Improving Outside Scholarship Posting Process


A student received an outside scholarship and expected to see it reflected on their account. Instead, the funds were delayed, applied incorrectly, or in some cases duplicated. When errors surfaced, staff had to step in to manually fix records, and occasionally students were asked to return funds they were never meant to receive.

As more situations like this came up, it became clear the issue was not isolated. The outside scholarship process relied heavily on a shared spreadsheet, multiple handoffs between Financial Aid and Student Accounts & Receivables, and repeated manual data entry. This led to common issues such as incorrect IDs, duplicate postings, wrong term splits, and delays when checks sat unprocessed or donors resent funds.

The team partnered across Financial Aid, Student Accounts & Receivables, and IT to understand where the breakdown was occurring. Key gaps included inconsistent student-reported information, limited visibility across teams, and a process that required the same data to be interpreted and re-entered multiple times.

To address this, the process was redesigned to better align with how financial aid is managed.
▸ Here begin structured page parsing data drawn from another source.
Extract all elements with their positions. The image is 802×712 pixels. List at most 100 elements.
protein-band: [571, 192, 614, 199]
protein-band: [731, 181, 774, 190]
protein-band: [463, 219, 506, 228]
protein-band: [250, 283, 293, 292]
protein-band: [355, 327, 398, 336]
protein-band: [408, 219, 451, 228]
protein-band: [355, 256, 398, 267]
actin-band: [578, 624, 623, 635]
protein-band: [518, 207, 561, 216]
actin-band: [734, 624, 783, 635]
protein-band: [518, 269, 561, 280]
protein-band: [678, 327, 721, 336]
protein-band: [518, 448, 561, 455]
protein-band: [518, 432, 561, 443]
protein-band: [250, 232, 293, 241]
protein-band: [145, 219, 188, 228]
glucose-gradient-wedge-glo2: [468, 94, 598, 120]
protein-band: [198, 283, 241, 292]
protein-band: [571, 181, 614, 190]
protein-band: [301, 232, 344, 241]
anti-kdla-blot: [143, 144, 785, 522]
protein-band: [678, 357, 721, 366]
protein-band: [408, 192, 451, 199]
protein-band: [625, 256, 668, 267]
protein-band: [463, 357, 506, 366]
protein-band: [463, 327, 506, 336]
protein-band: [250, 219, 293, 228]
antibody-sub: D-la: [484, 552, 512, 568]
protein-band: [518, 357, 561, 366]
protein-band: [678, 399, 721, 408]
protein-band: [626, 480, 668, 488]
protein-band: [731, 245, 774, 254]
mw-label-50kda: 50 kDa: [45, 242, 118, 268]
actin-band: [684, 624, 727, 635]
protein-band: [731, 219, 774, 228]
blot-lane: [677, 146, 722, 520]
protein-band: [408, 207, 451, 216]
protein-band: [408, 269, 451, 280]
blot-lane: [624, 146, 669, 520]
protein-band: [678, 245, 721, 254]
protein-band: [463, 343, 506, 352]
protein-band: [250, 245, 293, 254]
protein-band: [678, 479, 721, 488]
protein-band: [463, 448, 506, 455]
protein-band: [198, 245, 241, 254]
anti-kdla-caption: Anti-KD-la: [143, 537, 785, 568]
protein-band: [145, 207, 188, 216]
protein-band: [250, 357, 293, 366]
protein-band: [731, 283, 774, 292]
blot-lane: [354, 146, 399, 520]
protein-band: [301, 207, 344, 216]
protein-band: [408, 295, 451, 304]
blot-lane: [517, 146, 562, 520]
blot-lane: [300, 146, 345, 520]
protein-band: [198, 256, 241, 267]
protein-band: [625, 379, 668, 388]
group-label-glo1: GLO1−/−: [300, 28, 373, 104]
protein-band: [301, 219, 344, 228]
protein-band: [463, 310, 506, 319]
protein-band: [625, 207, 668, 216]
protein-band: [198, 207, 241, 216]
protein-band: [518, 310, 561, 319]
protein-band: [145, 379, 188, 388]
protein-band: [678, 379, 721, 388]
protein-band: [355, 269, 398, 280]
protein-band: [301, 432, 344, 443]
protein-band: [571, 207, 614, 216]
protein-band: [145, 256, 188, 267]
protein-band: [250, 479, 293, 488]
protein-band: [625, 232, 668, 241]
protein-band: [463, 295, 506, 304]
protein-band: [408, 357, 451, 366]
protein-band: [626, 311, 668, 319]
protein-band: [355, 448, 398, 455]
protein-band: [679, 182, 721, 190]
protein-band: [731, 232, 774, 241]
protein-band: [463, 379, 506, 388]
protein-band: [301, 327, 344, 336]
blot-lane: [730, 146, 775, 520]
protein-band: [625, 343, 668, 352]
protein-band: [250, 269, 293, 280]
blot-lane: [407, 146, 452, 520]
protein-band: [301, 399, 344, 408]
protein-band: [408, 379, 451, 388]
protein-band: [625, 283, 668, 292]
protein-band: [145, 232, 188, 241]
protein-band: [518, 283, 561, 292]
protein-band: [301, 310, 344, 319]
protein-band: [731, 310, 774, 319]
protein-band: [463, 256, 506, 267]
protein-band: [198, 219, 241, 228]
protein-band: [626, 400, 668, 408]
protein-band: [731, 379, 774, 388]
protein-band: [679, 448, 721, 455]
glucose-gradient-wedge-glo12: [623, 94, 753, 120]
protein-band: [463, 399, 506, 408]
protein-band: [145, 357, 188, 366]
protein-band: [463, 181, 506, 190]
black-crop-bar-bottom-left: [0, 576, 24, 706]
Ownership of outside scholarship posting shifted to Financial Aid, allowing the team closest to the award to manage it end-to-end. A group-post file approach is being implemented so scholarships can be prepared and uploaded in batches, reducing handoffs and eliminating duplicate data entry.

The result is a more streamlined and reliable process that reduces errors, shortens processing time, and improves coordination across teams while creating a better experience for students.

Fellow Change Agents:

  • Mary Frances Riner
  • Mandy Tucker
  • Olivia Vaca
  • Stephanie Covington
  • Jasmine Moore
  • Dee Anna Rendall
  • Angie Dopp
  • Bria Cruse
  • Amanda Cushing
  • Ester Cha Juarez

Impact of idea:

Eliminating duplicate data entry and reducing handoffs between teams decreases the likelihood of incorrect IDs, duplicate postings, and misapplied funds, saving time spent identifying and correcting errors.